Re: Oops in current tree in i2c
From: Benjamin Tissoires
Date: Mon Oct 29 2018 - 04:36:51 EST
On Sun, Oct 28, 2018 at 11:45 AM Hans de Goede <hdegoede@xxxxxxxxxx> wrote:
> Hi Linus,
> On 27-10-18 18:08, Linus Torvalds wrote:
> > Julian, Jiri,
> > On my laptop I'm getting a kernel page fault with the current git
> > tree, and I'm tentatively blaming commit
> > 9ee3e06610fd ("HID: i2c-hid: override HID descriptors for certain devices")
> > but that's simply because it's the only thing that seems to touch this
> > particular area in this merge window.
> > The oops looks like this:
> > BUG: unable to handle kernel paging request at 000000007a25d598
> > PGD 0 P4D 0
> > Oops: 0000 [#1] SMP PTI
> > CPU: 1 PID: 888 Comm: systemd-udevd Not tainted 4.19.0-07715-g345671ea0f92 #4
> > Hardware name: Dell Inc. XPS 13 9350/09JHRY, BIOS 1.7.0 01/16/2018
> > RIP: 0010:strstr+0x19/0x70
> > where the code disassembly (and the register contents) shows that the
> > wild pointer is the first argument to "strstr()", which just has a
> > bogus value that is not a valid kernel pointer (RDI: 000000007a25d598
> > - which is obviously also the address of the page fault)
> > The call trace is:
> > dmi_matches+0x55/0xc0
> > dmi_first_match+0x26/0x40
> > i2c_hid_get_dmi_i2c_hid_desc_override+0x16/0x40 [i2c_hid]
> > i2c_hid_probe+0x28c/0x760 [i2c_hid]
> > i2c_device_probe+0x1e7/0x260
> > really_probe+0xf8/0x3e0
> > driver_probe_device+0x10f/0x120
> > bus_for_each_drv+0x66/0xb0
> > __device_attach+0xd9/0x150
> > bus_probe_device+0x8a/0xa0
> > device_add+0x48e/0x660
> > i2c_new_device+0x162/0x350
> > which is why I suspect that new i2c_hid_get_dmi_hid_report_desc_override() code.
> > I *think* the problem is that the i2c_hid_dmi_desc_override_table
> > isn't terminated by a NULL entry, and I will test that next.
Thanks for fixing that in master.

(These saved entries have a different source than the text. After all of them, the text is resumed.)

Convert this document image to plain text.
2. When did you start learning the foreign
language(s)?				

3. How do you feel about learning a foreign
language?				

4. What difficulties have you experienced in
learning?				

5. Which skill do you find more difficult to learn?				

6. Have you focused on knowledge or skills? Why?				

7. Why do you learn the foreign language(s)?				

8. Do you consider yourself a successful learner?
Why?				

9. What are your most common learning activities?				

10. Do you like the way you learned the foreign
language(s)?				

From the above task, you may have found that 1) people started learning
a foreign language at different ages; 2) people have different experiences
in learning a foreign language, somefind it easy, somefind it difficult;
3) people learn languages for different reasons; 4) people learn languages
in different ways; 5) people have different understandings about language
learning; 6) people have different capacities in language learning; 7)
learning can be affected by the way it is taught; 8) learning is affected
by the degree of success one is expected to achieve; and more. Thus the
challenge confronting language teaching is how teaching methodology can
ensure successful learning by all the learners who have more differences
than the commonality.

I should have spotted it while
reviewing the series. My bad.
> Yes that likely is the problem. I already had a bug report from one of the
> Manjaro maintainers who was cherry picking this into the Manjaro kernel.
> So I ran some tests on a laptop of mine which does use i2c-hid but I
> failed to reproduce the issue, so we both (me and the Manjaro maintainer)
> both assumed something went wrong with the backport.
> Both of us seem to have overlooked the missing terminating entry,
> as well as other people involved in the patch.
> > What makes me *very* unhappy about this is that if I'm right, I think
> > it means that code was literally not tested at all by anybody who
> > didn't have one of the entries in that list.
> That is not true, I've hit one of these unterminated dmi lists
> issues before and it depends on what get put in mem directly
> after the list by the linker, bugs caused by this do not always
> reproduce unfortunately.
> And as mentioned I have tested the patch on a machine with an i2c-hid
> touchpad, which is not on the list and I did not hit this problem.
Oh. This explains why I was also sure I tested this on a i2c-hid
laptop without having the oops.
I'll try to setup some automate testing for those also.
> Anyways this is fixed now, thank you for catching this.